Note: Public Interest Determination No.8 provides a helpful example of how the circumstances of the act or practice are set out. A copy is available on the OFPC website at: http://gov.au/act/public_interest/index.html
5.2 The determination will include ‘a statement of reasons’ – subsection 79(3). The determination will include the Privacy Commissioner’s findings on material questions of fact, and will refer to the evidence or other material on which the Commissioner’s determination is based.
- The material accompanying the determination will also normally include:
- The relevant factual information;
- The substantive matters raised at the conference; and
- A list of the submissions received.
5.3 The determination will be submitted to the Parliament for tabling.
5.4 A copy of the determination and the accompanying material will be sent to all parties who attended the conference and to other parties on request.
5.5 The determination shall take effect from the first day on which the determination is no longer liable to be disallowed by the Parliament – subsection 80(2).
5.6 The period for disallowance is 15 sitting days in each of the Houses of Parliament.

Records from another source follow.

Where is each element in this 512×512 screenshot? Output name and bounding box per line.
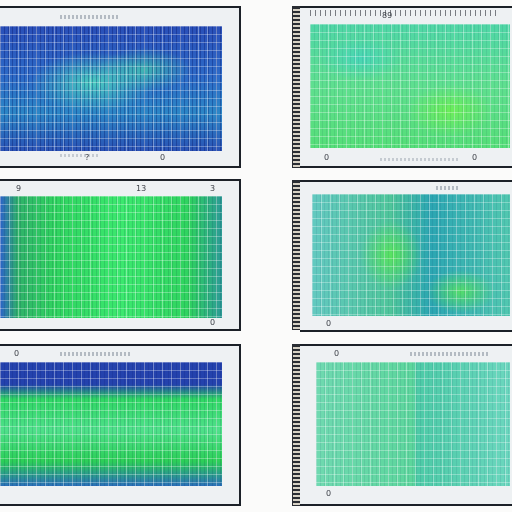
heatmap-plot xyxy=(312,194,510,316)
panel-header-text xyxy=(410,352,490,356)
panel-footer-text xyxy=(380,158,460,161)
panel-label: 0 xyxy=(210,318,216,327)
panel-label: 3 xyxy=(210,184,216,193)
panel-label: 0 xyxy=(14,349,20,358)
heatmap-panel-middle-right: 0 xyxy=(300,180,512,332)
panel-header-text xyxy=(436,186,460,190)
panel-label: 0 xyxy=(324,153,330,162)
panel-header-text xyxy=(60,15,120,19)
panel-label: 0 xyxy=(334,349,340,358)
heatmap-plot xyxy=(0,362,222,486)
panel-label: 0 xyxy=(326,319,332,328)
panel-label: 0 xyxy=(160,153,166,162)
panel-label: ? xyxy=(85,153,90,162)
panel-label: 13 xyxy=(136,184,147,193)
heatmap-plot xyxy=(0,196,222,318)
heatmap-panel-bottom-left: 0 xyxy=(0,344,241,506)
tick-strip xyxy=(310,10,500,16)
heatmap-plot xyxy=(310,24,510,148)
panel-label: 89 xyxy=(382,11,393,20)
panel-header-text xyxy=(60,352,130,356)
heatmap-panel-top-right: 89 0 0 xyxy=(300,6,512,168)
heatmap-panel-middle-left: 9 13 3 0 xyxy=(0,179,241,331)
heatmap-plot xyxy=(0,26,222,151)
panel-label: 0 xyxy=(472,153,478,162)
panel-footer-text xyxy=(60,154,100,157)
panel-label: 0 xyxy=(326,489,332,498)
heatmap-plot xyxy=(316,362,510,486)
panel-label: 9 xyxy=(16,184,22,193)
heatmap-panel-bottom-right: 0 0 xyxy=(300,344,512,506)
heatmap-panel-top-left: ? 0 xyxy=(0,6,241,168)
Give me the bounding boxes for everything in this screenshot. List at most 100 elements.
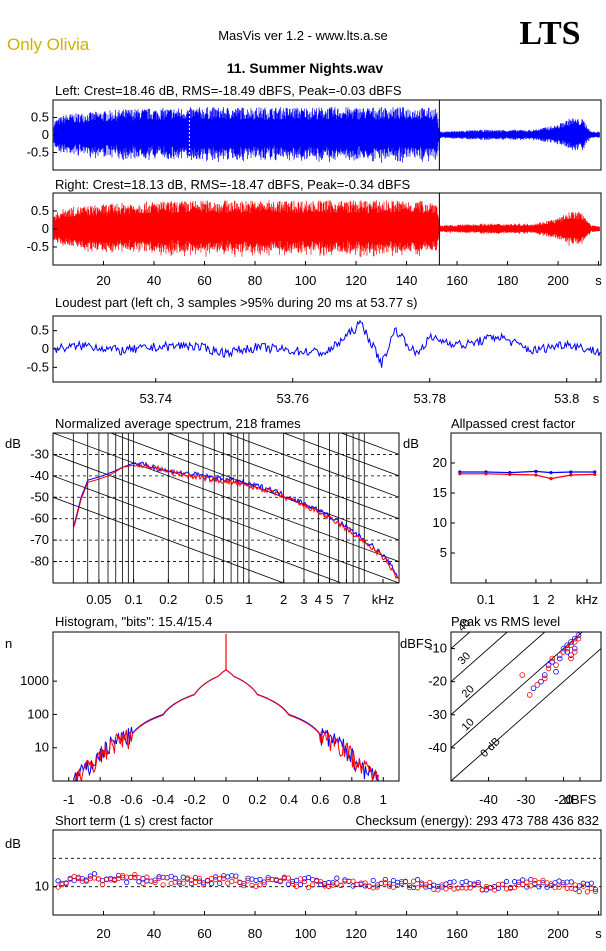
- histogram-title: Histogram, "bits": 15.4/15.4: [55, 614, 212, 629]
- peak-rms-right-point: [527, 693, 532, 698]
- peak-rms-right-point: [554, 663, 559, 668]
- short-term-xtick-label: 80: [248, 926, 262, 941]
- peak-rms-ytick-label: -40: [428, 740, 447, 755]
- crest-title: Allpassed crest factor: [451, 416, 576, 431]
- artist-name: Only Olivia: [7, 35, 90, 54]
- peak-rms-ytick-label: -20: [428, 674, 447, 689]
- crest-left-point: [534, 470, 537, 473]
- short-term-left-point: [464, 879, 468, 883]
- waveform-time-xtick-label: 20: [96, 273, 110, 288]
- histogram-xtick-label: 0.8: [343, 792, 361, 807]
- loudest-part-xtick-label: 53.76: [276, 391, 309, 406]
- short-term-xtick-label: 60: [197, 926, 211, 941]
- histogram-xtick-label: 0.6: [311, 792, 329, 807]
- checksum-text: Checksum (energy): 293 473 788 436 832: [355, 813, 599, 828]
- loudest-part-xtick-label: 53.8: [554, 391, 579, 406]
- histogram-xtick-label: -0.2: [183, 792, 205, 807]
- short-term-right-point: [96, 877, 100, 881]
- short-term-xtick-label: s: [595, 926, 602, 941]
- waveform-time-xtick-label: 100: [295, 273, 317, 288]
- waveform-time-xtick-label: 120: [345, 273, 367, 288]
- peak-rms-right-point: [546, 666, 551, 671]
- waveform-right-trace: [54, 200, 600, 257]
- waveform-time-xtick-label: 160: [446, 273, 468, 288]
- left-waveform-title: Left: Crest=18.46 dB, RMS=-18.49 dBFS, P…: [55, 83, 402, 98]
- crest-xtick-label: 1: [532, 592, 539, 607]
- peak-rms-crest-label: 20: [460, 683, 477, 700]
- crest-right-point: [593, 473, 596, 476]
- short-term-right-point: [306, 885, 310, 889]
- waveform-time-xtick-label: s: [595, 273, 602, 288]
- crest-right-point: [508, 473, 511, 476]
- short-term-right-point: [411, 879, 415, 883]
- short-term-ytick-label: 10: [35, 879, 49, 894]
- left-waveform-ytick-label: 0.5: [31, 110, 49, 125]
- short-term-right-point: [302, 879, 306, 883]
- short-term-right-point: [525, 880, 529, 884]
- peak-rms-crest-label: 0 dB: [478, 735, 502, 759]
- short-term-right-point: [339, 883, 343, 887]
- crest-right-point: [569, 473, 572, 476]
- waveform-time-xtick-label: 60: [197, 273, 211, 288]
- left-waveform-ytick-label: 0: [42, 127, 49, 142]
- spectrum-xtick-label: 7: [343, 592, 350, 607]
- short-term-left-point: [589, 881, 593, 885]
- spectrum-xtick-label: 3: [300, 592, 307, 607]
- crest-left-point: [549, 471, 552, 474]
- spectrum-ytick-label: -40: [30, 468, 49, 483]
- histogram-xtick-label: 0.4: [280, 792, 298, 807]
- crest-ytick-label: 20: [433, 455, 447, 470]
- short-term-right-point: [577, 889, 581, 893]
- peak-rms-xtick-label: -40: [479, 792, 498, 807]
- waveform-left-trace: [54, 107, 600, 163]
- short-term-right-point: [197, 876, 201, 880]
- short-term-left-point: [56, 879, 60, 883]
- histogram-ytick-label: 10: [35, 740, 49, 755]
- peak-rms-right-point: [520, 673, 525, 678]
- peak-rms-right-point: [542, 676, 547, 681]
- waveform-time-xtick-label: 140: [396, 273, 418, 288]
- short-term-right-point: [116, 876, 120, 880]
- short-term-left-point: [521, 878, 525, 882]
- waveform-time-xtick-label: 180: [497, 273, 519, 288]
- crest-right-point: [484, 472, 487, 475]
- crest-right-point: [534, 473, 537, 476]
- crest-xtick-label: 2: [547, 592, 554, 607]
- spectrum-slope-line: [53, 304, 399, 433]
- peak-rms-right-point: [535, 683, 540, 688]
- left-waveform-ytick-label: -0.5: [27, 145, 49, 160]
- crest-right-point: [458, 472, 461, 475]
- spectrum-ytick-label: -80: [30, 554, 49, 569]
- short-term-xtick-label: 120: [345, 926, 367, 941]
- loudest-part-ytick-label: 0.5: [31, 323, 49, 338]
- short-term-right-point: [444, 887, 448, 891]
- spectrum-xtick-label: 4: [315, 592, 322, 607]
- loudest-part-ytick-label: 0: [42, 341, 49, 356]
- waveform-time-xtick-label: 200: [547, 273, 569, 288]
- spectrum-xtick-label: 0.1: [125, 592, 143, 607]
- lts-logo: LTS: [519, 15, 580, 52]
- short-term-right-point: [529, 884, 533, 888]
- short-term-xtick-label: 160: [446, 926, 468, 941]
- peak-rms-ytick-label: -10: [428, 641, 447, 656]
- short-term-ylabel: dB: [5, 836, 21, 851]
- short-term-left-point: [92, 872, 96, 876]
- histogram-xtick-label: -0.6: [120, 792, 142, 807]
- right-waveform-title: Right: Crest=18.13 dB, RMS=-18.47 dBFS, …: [55, 177, 410, 192]
- short-term-right-point: [141, 881, 145, 885]
- spectrum-ylabel: dB: [5, 436, 21, 451]
- app-title: MasVis ver 1.2 - www.lts.a.se: [218, 28, 388, 43]
- crest-left-point: [569, 470, 572, 473]
- peak-rms-right-point: [569, 656, 574, 661]
- crest-left-line: [460, 471, 595, 472]
- histogram-ylabel: n: [5, 636, 12, 651]
- short-term-xtick-label: 20: [96, 926, 110, 941]
- peak-rms-ytick-label: -30: [428, 707, 447, 722]
- peak-rms-right-point: [572, 649, 577, 654]
- short-term-left-point: [335, 876, 339, 880]
- waveform-time-xtick-label: 40: [147, 273, 161, 288]
- peak-rms-xtick-label: -30: [517, 792, 536, 807]
- spectrum-ytick-label: -50: [30, 489, 49, 504]
- crest-right-point: [549, 477, 552, 480]
- crest-ytick-label: 5: [440, 545, 447, 560]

Note: the period required to pass before a determination takes effect may be considerably longer than 15 calendar days if tabling occurs on a day when either of the Houses has fewer than 15 sitting days remaining before the end of the sitting period.
This is particularly the case where the period for disallowance includes sitting days across two sessions of the Parliament.
[1] The National Health and Medical Research Council (NHMRC) may act as an agent on behalf of other agencies concerned with medical research or the provision of health services – subsections 73(1) and 73(2).